Reconstruction of the bridge started in 2019, after 60 years of its construction. The bridge hasn't been reconstructed since. Movement of pedestrians and cyclists in the work zone was stopped. The first phase of the renovation includes the creation of new footpaths, the rehabilitation of the pedestrian fence and six corrosion-damaged places on the steel arches. Most slobode was renovated in 2019 for 27 million Croatian kuna. The second phase, the installation of new waterproofing and asphalt pavement is planned, the rehabilitation of the reinforced concrete pavement slab is planned, by removing contaminated concrete, installing rehabilitation mortars and concrete, and coating the slab with a protective coating.

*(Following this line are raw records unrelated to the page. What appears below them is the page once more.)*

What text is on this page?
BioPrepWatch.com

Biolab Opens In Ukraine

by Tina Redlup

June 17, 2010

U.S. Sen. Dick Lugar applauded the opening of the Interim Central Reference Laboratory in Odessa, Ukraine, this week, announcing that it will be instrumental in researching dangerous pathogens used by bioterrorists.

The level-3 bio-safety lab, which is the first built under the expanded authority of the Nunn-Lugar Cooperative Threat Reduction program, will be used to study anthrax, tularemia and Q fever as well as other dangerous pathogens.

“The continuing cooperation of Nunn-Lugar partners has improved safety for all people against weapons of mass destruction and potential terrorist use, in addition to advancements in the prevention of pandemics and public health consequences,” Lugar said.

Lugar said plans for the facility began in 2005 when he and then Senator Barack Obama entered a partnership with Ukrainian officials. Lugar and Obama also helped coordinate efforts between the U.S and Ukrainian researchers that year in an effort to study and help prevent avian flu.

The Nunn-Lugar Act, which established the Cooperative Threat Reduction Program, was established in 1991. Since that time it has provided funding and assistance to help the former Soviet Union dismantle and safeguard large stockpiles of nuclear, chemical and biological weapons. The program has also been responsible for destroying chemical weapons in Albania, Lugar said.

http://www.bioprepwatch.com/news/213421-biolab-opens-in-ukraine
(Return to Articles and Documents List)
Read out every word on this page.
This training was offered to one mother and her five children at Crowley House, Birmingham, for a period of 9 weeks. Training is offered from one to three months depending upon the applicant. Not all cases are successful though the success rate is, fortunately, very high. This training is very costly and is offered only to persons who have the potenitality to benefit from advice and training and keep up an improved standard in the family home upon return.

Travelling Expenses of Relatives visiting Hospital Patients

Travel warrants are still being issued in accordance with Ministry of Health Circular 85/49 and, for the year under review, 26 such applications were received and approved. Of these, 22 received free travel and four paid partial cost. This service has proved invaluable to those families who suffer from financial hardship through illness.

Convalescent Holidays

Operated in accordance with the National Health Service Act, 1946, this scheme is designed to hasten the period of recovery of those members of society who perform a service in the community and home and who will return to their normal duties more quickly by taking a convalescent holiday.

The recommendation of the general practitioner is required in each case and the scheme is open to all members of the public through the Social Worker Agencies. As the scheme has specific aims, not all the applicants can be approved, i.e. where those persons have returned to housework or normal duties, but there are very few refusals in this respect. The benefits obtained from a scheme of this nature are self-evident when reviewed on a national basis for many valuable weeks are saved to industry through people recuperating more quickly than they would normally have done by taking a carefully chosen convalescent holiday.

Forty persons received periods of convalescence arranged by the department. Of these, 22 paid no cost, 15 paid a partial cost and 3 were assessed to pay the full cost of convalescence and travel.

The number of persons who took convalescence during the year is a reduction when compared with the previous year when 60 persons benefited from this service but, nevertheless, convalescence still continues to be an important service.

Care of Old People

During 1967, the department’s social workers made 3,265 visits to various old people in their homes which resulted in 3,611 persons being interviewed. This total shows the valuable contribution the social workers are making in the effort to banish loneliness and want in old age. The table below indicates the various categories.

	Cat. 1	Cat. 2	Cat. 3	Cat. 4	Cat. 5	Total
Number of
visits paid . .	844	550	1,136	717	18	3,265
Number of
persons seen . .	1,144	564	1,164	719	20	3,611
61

It is also planned to remove the old and apply new, anti-corrosion protection to the steel arches, transverse and secondary girders, and replace the steel parts of the bridge that have been damaged by rust. A new, vertical and horizontal drainage system will be installed on the bridge, and the fifth arch will be renovated. The completion of all works on the rehabilitation of the Liberty Bridge is planned for 2026 - revealed the Deputy Mayor of Zagreb, Luka Korlaet, adding that the estimated funds required for the planned works are around 17.5 million euros. The bridge is proposed to be open in 2026.

The bridge was closed for all traffic multiple times for reconstruction, marathons and public gatherings.